(ORDO NEWS) — Many people living today have a small percentage of DNA inherited from other types of people, such as Neanderthals, Denisovans and Floresian “hobbits”.
Presumably, interbreeding played an important role in the formation of modern man, and our evolutionary history resembles not a family tree, but the interwoven fabric of a carpet.
Previously, scientists believed that the evolutionary success of modern Homo sapiens led to the complete replacement of archaic human species by a new, more competitive species that secured an advantage through complex behavioral adaptations.
However, recent research has shown that in fact the process of becoming Homo sapiens “king of nature” was somewhat more complicated.
There is growing evidence that ancient lines of people, such as the Neanderthals , were not absolute savages, only slightly different from monkeys: they cared for old and infirm fellow tribesmen, created drawings and art, and decorated themselves with bird feathers.
Now, it seems, the old myth about the replacement of archaic human species with a new one will be finally dispelled.
A new study has shown that modern humans repeatedly interbred with ancient humans, and the change of species occurred not so much through competitive replacement, but through partial replacement with assimilation.
To collect this data, scientists had to work hard: ancient DNA is rarely preserved in fossil samples, so identifying possible hybrids is mainly due to skeletons.
Having collected a large number of fossil remains of ancient people from the Upper Paleolithic of Eurasia, dating from about 20-40 thousand years ago, scientists examined the preserved DNA fragments and analyzed the shape of the skulls, comparing it with the skulls of Neanderthals who lived before Homo sapiens arrived in Europe, and the African skulls of Homo sapiens.
The researchers focused on three areas of the skull: the mandible, the cranium, and the face, where they looked for tell-tale signs of hybridization, such as dental anomalies or unusual sizes.

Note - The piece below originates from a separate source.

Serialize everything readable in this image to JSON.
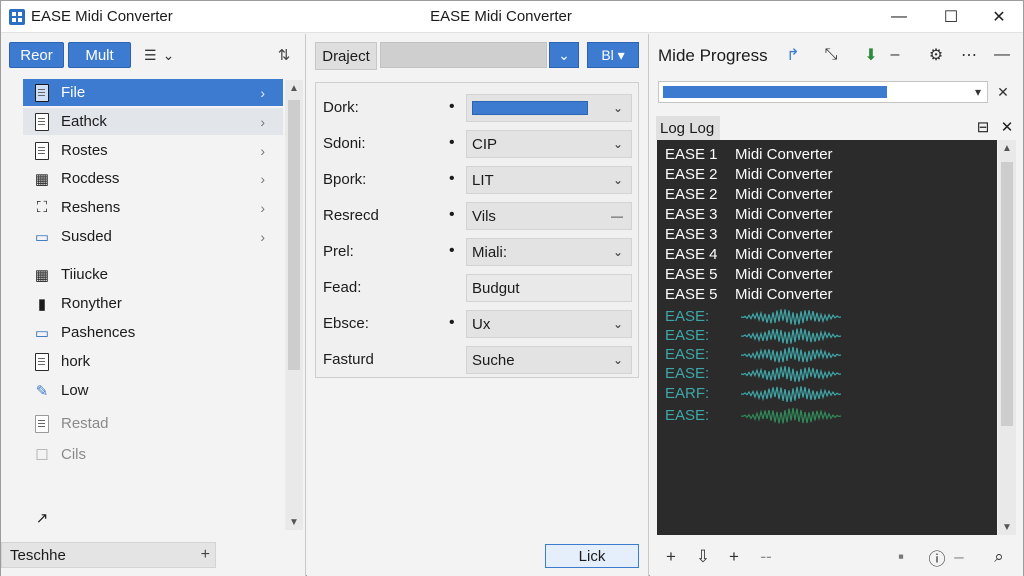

These features are still characteristic of many interspecific hybrids of mammals, including primates.
It turned out that hybrids of Neanderthals and modern humans lived not only in the Middle East – the place of contact between the two species – but also in Western and Eastern Europe.

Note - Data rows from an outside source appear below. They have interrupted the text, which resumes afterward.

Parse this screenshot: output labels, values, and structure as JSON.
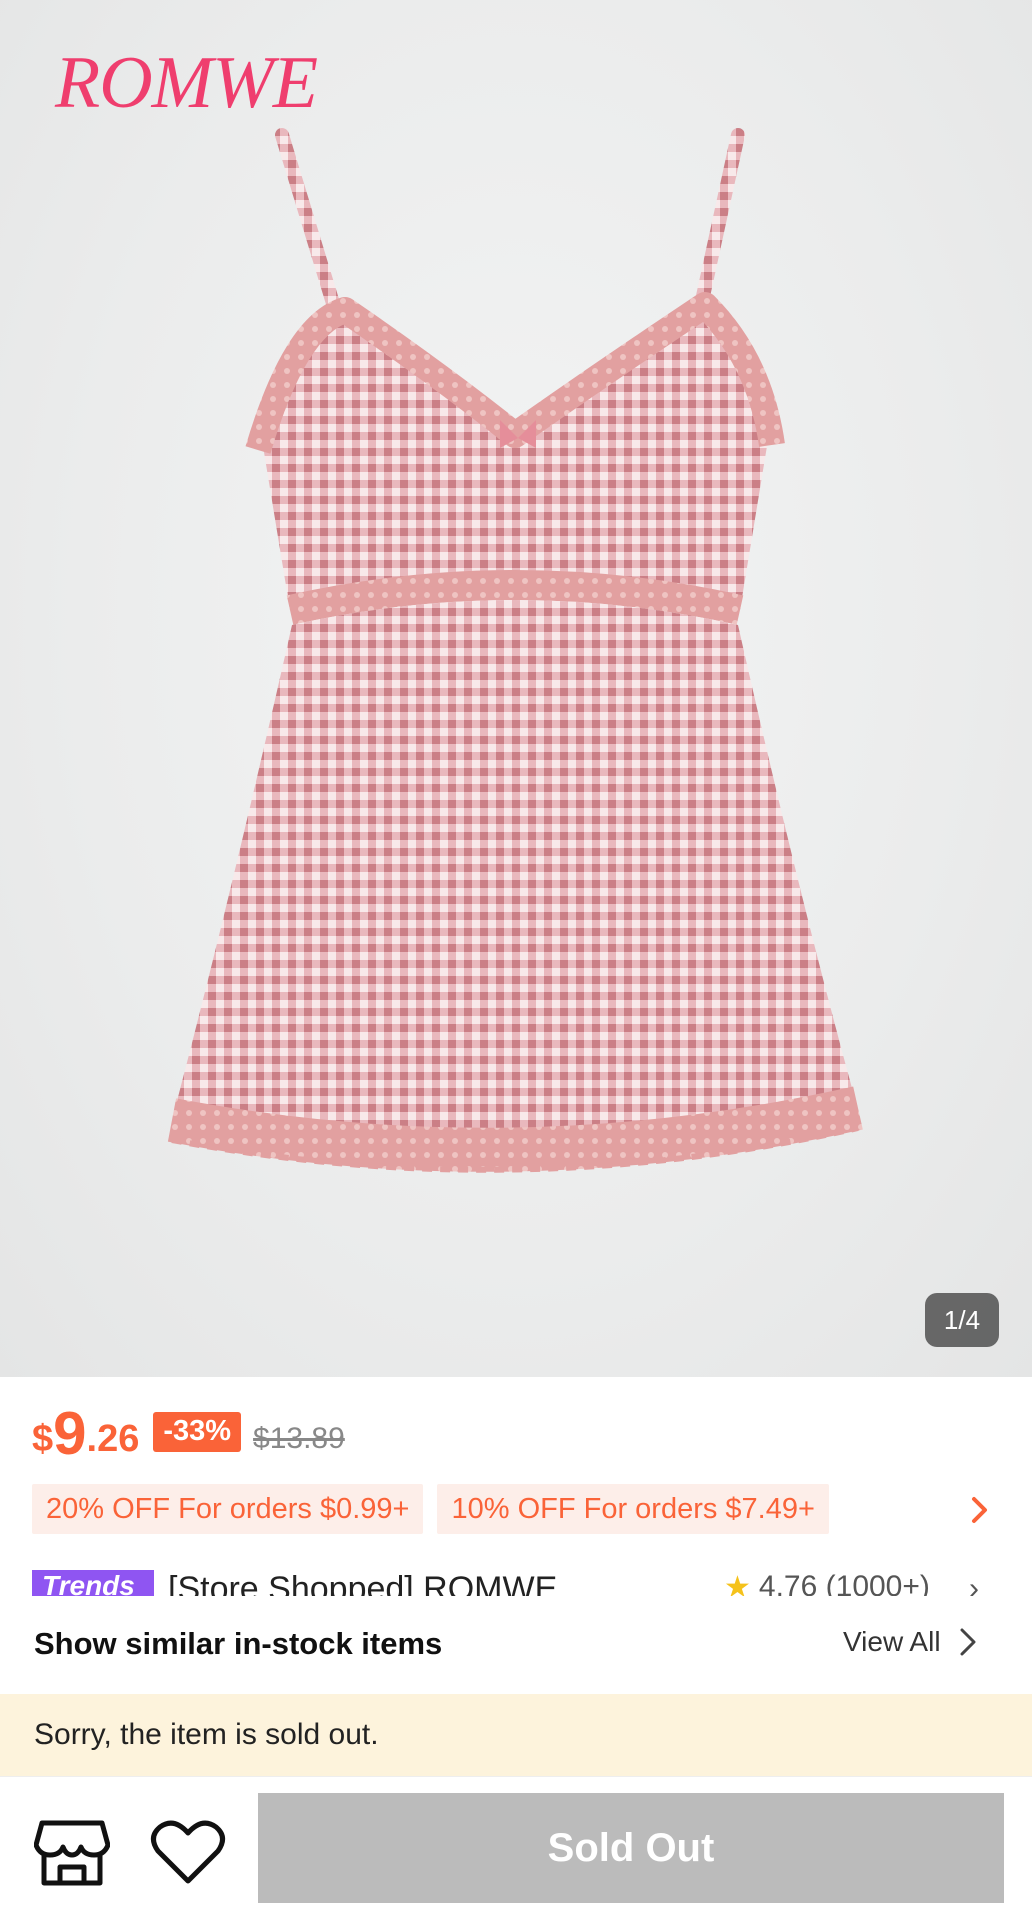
{
  "hero": {
    "brand_logo": "ROMWE",
    "image_counter": "1/4"
  },
  "price": {
    "currency": "$",
    "integer": "9",
    "decimal": ".26",
    "discount": "-33%",
    "original": "$13.89"
  },
  "coupons": [
    {
      "label": "20% OFF For orders $0.99+"
    },
    {
      "label": "10% OFF For orders $7.49+"
    }
  ],
  "store": {
    "badge": "Trends",
    "name": "[Store Shopped] ROMWE",
    "rating": "4.76",
    "reviews": "(1000+)"
  },
  "similar": {
    "title": "Show similar in-stock items",
    "view_all": "View All"
  },
  "notice": {
    "sold_out_message": "Sorry, the item is sold out."
  },
  "bottom_bar": {
    "sold_out_label": "Sold Out"
  },
  "colors": {
    "accent_orange": "#fa6338",
    "brand_pink": "#ef3e6e",
    "banner_bg": "#fdf3dc",
    "button_disabled": "#bbbbbb"
  },
  "icons": [
    "chevron-right-icon",
    "star-icon",
    "store-icon",
    "heart-icon"
  ]
}
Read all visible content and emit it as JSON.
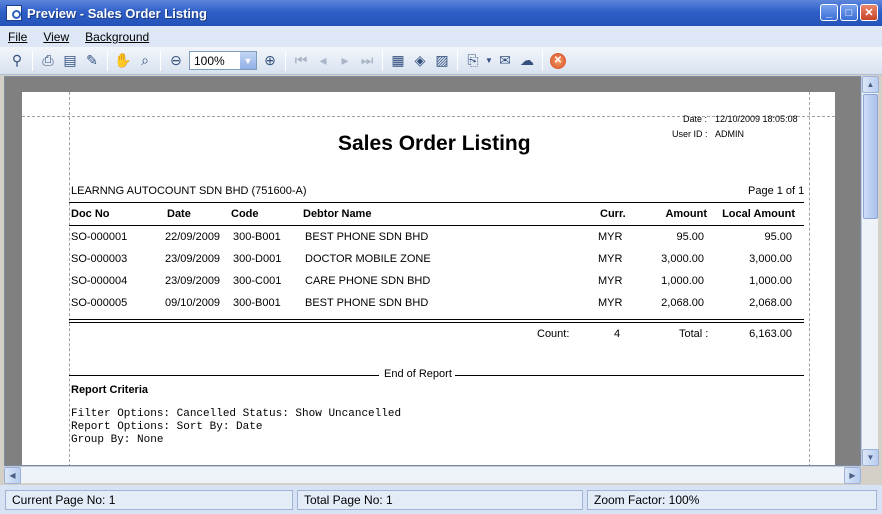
{
  "window": {
    "title": "Preview - Sales Order Listing"
  },
  "menu": [
    "File",
    "View",
    "Background"
  ],
  "toolbar": {
    "zoom": "100%"
  },
  "report": {
    "date_label": "Date :",
    "date_value": "12/10/2009 18:05:08",
    "user_label": "User ID :",
    "user_value": "ADMIN",
    "title": "Sales Order Listing",
    "company": "LEARNNG AUTOCOUNT SDN BHD (751600-A)",
    "page": "Page 1 of 1",
    "columns": [
      "Doc No",
      "Date",
      "Code",
      "Debtor Name",
      "Curr.",
      "Amount",
      "Local Amount"
    ],
    "rows": [
      [
        "SO-000001",
        "22/09/2009",
        "300-B001",
        "BEST PHONE SDN BHD",
        "MYR",
        "95.00",
        "95.00"
      ],
      [
        "SO-000003",
        "23/09/2009",
        "300-D001",
        "DOCTOR MOBILE ZONE",
        "MYR",
        "3,000.00",
        "3,000.00"
      ],
      [
        "SO-000004",
        "23/09/2009",
        "300-C001",
        "CARE PHONE SDN BHD",
        "MYR",
        "1,000.00",
        "1,000.00"
      ],
      [
        "SO-000005",
        "09/10/2009",
        "300-B001",
        "BEST PHONE SDN BHD",
        "MYR",
        "2,068.00",
        "2,068.00"
      ]
    ],
    "count_label": "Count:",
    "count_value": "4",
    "total_label": "Total :",
    "total_value": "6,163.00",
    "end_label": "End of Report",
    "criteria_title": "Report Criteria",
    "criteria_lines": [
      "Filter Options: Cancelled Status: Show Uncancelled",
      "Report Options: Sort By: Date",
      "                Group By: None"
    ]
  },
  "status": {
    "current_page": "Current Page No: 1",
    "total_page": "Total Page No: 1",
    "zoom_factor": "Zoom Factor: 100%"
  }
}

Unfortunately, not all of the remains are well enough preserved to allow a full genomic analysis to establish the degree of hybridization, but the authors hope their work will encourage researchers to take a closer look at these fossils and combine multiple lines of evidence to definitively establish hybridization.
Interspecific crossbreeding is known in ten percent of modern animal species, including bovids, bears, canids, and primates.
Because hybridization produces new variants of genomes by shuffling the genes of the parent species, it can promote extremely rapid evolution, especially when faced with new or changing environmental conditions.
Thus, hybridization may have endowed ancient humans with genetic and anatomical features that gave them important advantages in spreading from Africa around the world, resulting in the appearance of a physically diverse and evolutionarily robust modern human.